Türkiye siyasi bakımdan içine kapalı bir ülkedir. Kendi sorunları ve kendi dertlerinden öte konularla, (savaş, Türk ve veya Müslümana zulüm halleri dışında) dünya meseleleriyle pek ilgilenmez. Türkiye’de yaşananlar ile dünya sathında olup biten arasındaki benzerlik ve etkileşimleri de önemsemez.
Aksi halde bu ay başında yapılan Avrupa Parlamentosu seçimleri sonuçları en azından basında günlerce tartışılırdı.
Bu seçimler, malum, Avrupa’da bir kez daha, aşırı sağın, milliyetçi-tek kültürcü hareketlerin, radikal partilerin yükselişine tanıklık etti.
Gelişme tedrici. Aşırı akımlar her seçimde güçlerini biraz daha arttırıyor. İtalya’da birinci parti oldular, Fransa’da Macron’un partisini, merkez sağı ezip geçtiler, Almanya’da Sosyalist Parti’nin gücüne eriştiler.
Milliyetçi-bekacı siyasetiyle, kişi kültüyle, otoriter anayasal dokusuyla Türkiye, Batı’nın tersi bir siyasi seyir izlemiyor. Farklı biçimlerde ve dozlarda da olsa iki yaka arasındaki paralellik açık.
Paralellik liberalizme duyulan tepkide karşımıza çıkıyor.
Türkiye’de siyasi kültürün temel taşlarından birini oluşturur bu tepki. Ülkemiz sağı ve soluyla, siyasi liberalizmi, kökü dışarıda olmakla, değer yabancılaşmasıyla, kapitalist, emperyalist düzenle özdeş görür, tehlikeli bulur.
Batı’da gelişmeler de açık bir şekilde, hem globalleşmenin hem liberal değerlerin yaşadığı krize işaret ediyor.

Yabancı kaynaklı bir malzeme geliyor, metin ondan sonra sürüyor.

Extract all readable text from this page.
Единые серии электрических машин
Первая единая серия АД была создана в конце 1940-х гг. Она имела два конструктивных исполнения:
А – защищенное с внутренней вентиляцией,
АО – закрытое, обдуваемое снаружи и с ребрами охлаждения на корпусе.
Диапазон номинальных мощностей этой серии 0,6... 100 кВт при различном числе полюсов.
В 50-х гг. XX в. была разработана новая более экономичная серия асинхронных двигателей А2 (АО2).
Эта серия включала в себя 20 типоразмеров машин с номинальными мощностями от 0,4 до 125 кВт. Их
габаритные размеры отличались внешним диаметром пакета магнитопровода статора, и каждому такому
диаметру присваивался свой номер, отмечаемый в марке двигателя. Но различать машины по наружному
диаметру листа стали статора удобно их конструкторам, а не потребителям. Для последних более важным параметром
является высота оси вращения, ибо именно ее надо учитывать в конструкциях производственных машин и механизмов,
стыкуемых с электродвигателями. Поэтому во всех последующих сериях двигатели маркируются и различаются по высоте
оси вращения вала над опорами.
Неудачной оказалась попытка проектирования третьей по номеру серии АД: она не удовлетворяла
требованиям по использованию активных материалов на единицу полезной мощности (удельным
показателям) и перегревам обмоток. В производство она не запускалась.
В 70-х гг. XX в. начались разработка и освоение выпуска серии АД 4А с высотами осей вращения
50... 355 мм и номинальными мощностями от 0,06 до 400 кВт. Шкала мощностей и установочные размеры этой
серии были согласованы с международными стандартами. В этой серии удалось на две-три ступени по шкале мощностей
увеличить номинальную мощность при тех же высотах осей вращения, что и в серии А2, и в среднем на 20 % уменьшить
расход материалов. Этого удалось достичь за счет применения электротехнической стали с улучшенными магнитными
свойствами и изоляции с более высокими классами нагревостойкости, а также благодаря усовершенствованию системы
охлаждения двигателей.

Avrupa’da çok-kültürlü toplum anlayışı, kurumsal-kolektif siyasi işleyiş, aşağıdan yukarıya çalışan toplum-siyaset ilişkileri iki dünya arası döneminden beri gördüğü en ciddi, en büyük krizlerden birini yaşıyor. Avrupa Birliği’nde Macaristan, Polonya gibi örnekler demokratik standartları yerle bir ediyor. İtalya şaşırtıyor. Macron’la şahıs siyasetini iyice derinleştiren Fransa’da, aşırı sağcı Le Pen’in yükselişi korkutucu boyutlara ulaşmış durumda.
Avrupa’nın tarihi bir tür liberalizmin, liberal değerlerin tarihidir.

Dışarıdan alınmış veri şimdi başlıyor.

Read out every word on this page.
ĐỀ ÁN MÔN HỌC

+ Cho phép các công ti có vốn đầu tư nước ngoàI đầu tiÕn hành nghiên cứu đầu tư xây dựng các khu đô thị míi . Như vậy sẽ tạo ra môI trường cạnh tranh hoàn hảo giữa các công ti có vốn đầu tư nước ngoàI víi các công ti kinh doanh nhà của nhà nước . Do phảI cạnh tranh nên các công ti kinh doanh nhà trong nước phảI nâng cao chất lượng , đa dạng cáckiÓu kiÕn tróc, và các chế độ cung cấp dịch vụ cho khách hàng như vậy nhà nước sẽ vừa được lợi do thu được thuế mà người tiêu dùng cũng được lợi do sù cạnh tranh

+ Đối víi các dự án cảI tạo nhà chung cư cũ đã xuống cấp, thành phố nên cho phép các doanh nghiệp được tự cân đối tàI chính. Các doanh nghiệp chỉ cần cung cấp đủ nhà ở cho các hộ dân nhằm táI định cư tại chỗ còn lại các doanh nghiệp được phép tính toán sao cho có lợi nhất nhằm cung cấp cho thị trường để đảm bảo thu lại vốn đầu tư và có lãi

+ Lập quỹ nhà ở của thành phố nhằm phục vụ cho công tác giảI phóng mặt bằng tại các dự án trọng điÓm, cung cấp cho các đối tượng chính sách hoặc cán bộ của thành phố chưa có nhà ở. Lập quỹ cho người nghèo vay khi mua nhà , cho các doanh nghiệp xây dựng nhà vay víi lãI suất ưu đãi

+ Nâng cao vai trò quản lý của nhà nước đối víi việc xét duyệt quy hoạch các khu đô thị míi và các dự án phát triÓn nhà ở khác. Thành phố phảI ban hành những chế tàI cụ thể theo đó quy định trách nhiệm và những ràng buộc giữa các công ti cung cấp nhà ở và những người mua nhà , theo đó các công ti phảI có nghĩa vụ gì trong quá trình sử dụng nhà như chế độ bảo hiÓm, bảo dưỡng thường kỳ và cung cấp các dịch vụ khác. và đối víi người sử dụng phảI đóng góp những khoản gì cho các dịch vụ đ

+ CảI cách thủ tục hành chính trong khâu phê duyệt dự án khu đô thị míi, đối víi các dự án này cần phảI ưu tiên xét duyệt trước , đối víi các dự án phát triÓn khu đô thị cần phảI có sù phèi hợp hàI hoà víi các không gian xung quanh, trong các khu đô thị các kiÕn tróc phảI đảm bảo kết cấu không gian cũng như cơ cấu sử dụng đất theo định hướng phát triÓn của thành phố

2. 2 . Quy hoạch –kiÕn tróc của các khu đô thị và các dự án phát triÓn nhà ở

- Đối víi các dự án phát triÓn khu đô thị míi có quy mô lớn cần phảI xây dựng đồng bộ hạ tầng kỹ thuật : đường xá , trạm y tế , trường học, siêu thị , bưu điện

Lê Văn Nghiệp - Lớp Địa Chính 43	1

Peki neden bu kriz, bu krizler?
İki dünya savaşı arası bunalım; 1929 büyük ekonomik krizi, savaş sonrası toplumun Almanya, İtalya ve Balkanlarda sürüklendiği güvensizlik ve kargaşa hali, bunun bireysel-özgürlükçü değerlere karşı yarattığı inançsızlık, temsili demokrasinin güçsüz siyasi iktidarla eş anlam taşımasıyla baş göstermiş, faşizmlere ve savaşa kapı açmıştı.
Ekonomik, sosyal, siyasi liberal değerlerin eşanlı krizi diyelim…
Bugün olan nedir?
Bugün de birbirine bağlı, birbirini etkileyen, 90-100 yıl önce olduğu ekonomik, toplumsal ve siyasi alanı eş anlı bir kriz silsilesidir.

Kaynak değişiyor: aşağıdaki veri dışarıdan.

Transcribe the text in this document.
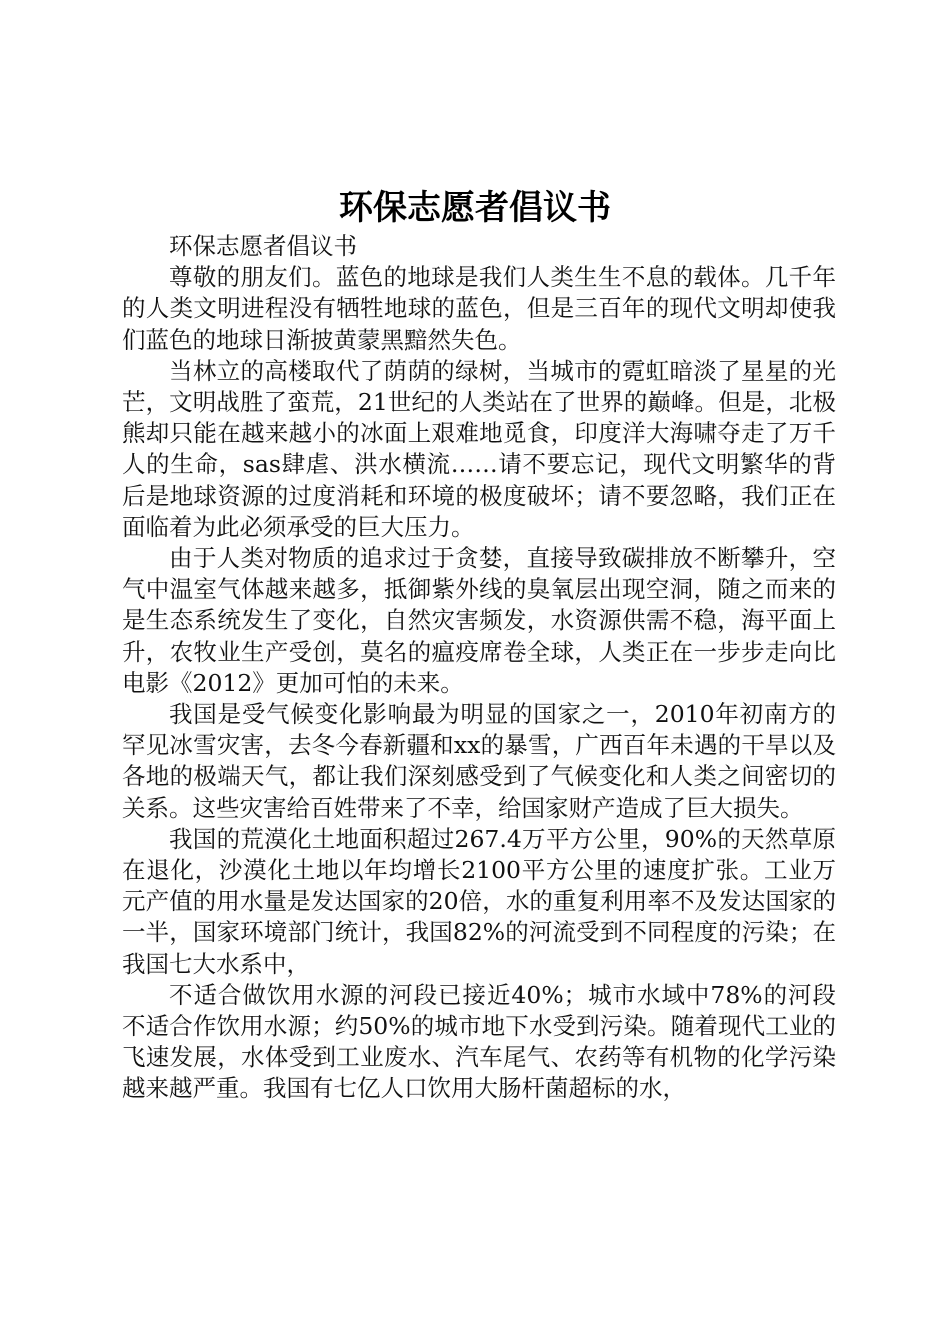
环保志愿者倡议书

环保志愿者倡议书

尊敬的朋友们。蓝色的地球是我们人类生生不息的载体。几千年的人类文明进程没有牺牲地球的蓝色，但是三百年的现代文明却使我们蓝色的地球日渐披黄蒙黑黯然失色。

当林立的高楼取代了荫荫的绿树，当城市的霓虹暗淡了星星的光芒，文明战胜了蛮荒，21世纪的人类站在了世界的巅峰。但是，北极熊却只能在越来越小的冰面上艰难地觅食，印度洋大海啸夺走了万千人的生命，sas肆虐、洪水横流……请不要忘记，现代文明繁华的背后是地球资源的过度消耗和环境的极度破坏；请不要忽略，我们正在面临着为此必须承受的巨大压力。

由于人类对物质的追求过于贪婪，直接导致碳排放不断攀升，空气中温室气体越来越多，抵御紫外线的臭氧层出现空洞，随之而来的是生态系统发生了变化，自然灾害频发，水资源供需不稳，海平面上升，农牧业生产受创，莫名的瘟疫席卷全球，人类正在一步步走向比电影《2012》更加可怕的未来。

我国是受气候变化影响最为明显的国家之一，2010年初南方的罕见冰雪灾害，去冬今春新疆和xx的暴雪，广西百年未遇的干旱以及各地的极端天气，都让我们深刻感受到了气候变化和人类之间密切的关系。这些灾害给百姓带来了不幸，给国家财产造成了巨大损失。

我国的荒漠化土地面积超过267.4万平方公里，90%的天然草原在退化，沙漠化土地以年均增长2100平方公里的速度扩张。工业万元产值的用水量是发达国家的20倍，水的重复利用率不及发达国家的一半，国家环境部门统计，我国82%的河流受到不同程度的污染；在我国七大水系中，

不适合做饮用水源的河段已接近40%；城市水域中78%的河段不适合作饮用水源；约50%的城市地下水受到污染。随着现代工业的飞速发展，水体受到工业废水、汽车尾气、农药等有机物的化学污染越来越严重。我国有七亿人口饮用大肠杆菌超标的水，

Bu bakımdan birbirini kuşatan dört gelişme öne çıkıyor.
Ekonomik globalleşmenin ve krizlerin bireysel, sınıfsal, bölgesel eşitsizlikleri arttırması…
İslami dünya ile Batı’nın karşılaşmasından doğan, mülteci akını, şiddet hareketleri tahrik olan kültürel gerilimler, onların ürettiği içe kapanma hali, bu çerçevede milli devlet milliyetçiliğinin, tek kültürlü toplum talebinin, yeni bir milliyetçilik türünün yükselmesi…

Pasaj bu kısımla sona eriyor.